Mortality



Dead Mother I, 1910

This is Dead Mother I, from Schiele's dead mother series. Working Parallel to Freud, many artists in this time period were heavily influenced by Psychoanalysis, and the psychological nature of Schiele's work is undeniable. In psychoanalysis, there is a phenomenon in which patients raised by borderline personality mothers believe that their mothers are death-giving, rather than life giving. Note the corpse-like qualities and pallor of the mother in Dead Mother, who is in this case the one dying (or dead) and the child the healthy one (giving death). Nevertheless, this is consistent with the phenomenon, as role-reversal in mental representations of relationships by patients (e.g. murderer becoming the murdered) is common. (Gourguechon)

Mother and Child, 1912

Schiele's own relationship with his mother was a difficult one, as he resented her for-- as he saw it-- not sufficiently mourning the early death of his syphilitic father with whom he felt he had a special relationship. As well, he felt she did not give him the attention he deserved:

My mother is a very strange woman ... She doesn't understand me in the least and doesn't love me much either. If she had either love or understanding she would be prepared to make sacrifices.”

(Lucie-Smith)

It is reasonable to view the Dead Mother series as an expression of Schiele's mental image of a death-giving mother.




Death and the Woman, 1915


Schiele frequently mixed themes of eroticism and death or decay, and in the case of Death and the Woman (1915), with him as the cloaked figure of death. The girl, his then-girlfriend Wally (with whom he would break up shortly after completion of the painting) appears sickly and emaciated. The sparing use of color and greenish-brown tones seen here and in many of his works speaks to Schiele's preoccupation with death and decomposition, perhaps both emotional as well as physical.

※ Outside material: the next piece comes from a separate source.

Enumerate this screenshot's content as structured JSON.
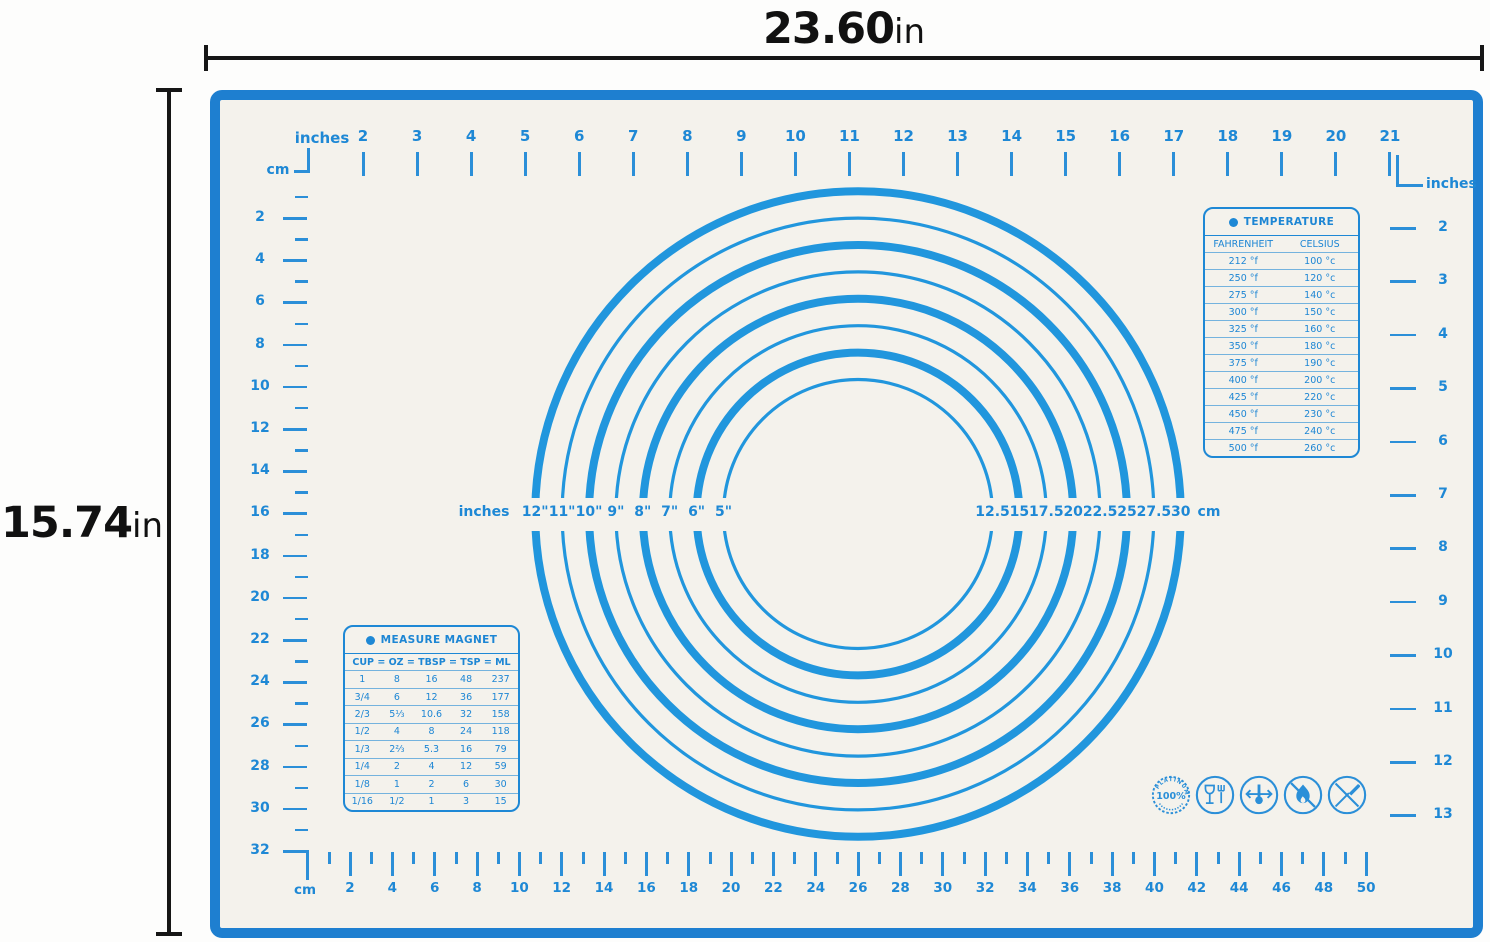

Close to when he would also die, Schiele did a series of drawings of his former mentor Gustav Klimt as Klimt lay on his deathbed. Schiele's wife Edith died a few months later of the Spanish Flu, and he drew a portrait of her as she lay dead. Schiele also caught the Spanish Flu, and died 3 days after Edith. These portraits are among the final expressions of the artist's underlying desire to capture death in his work.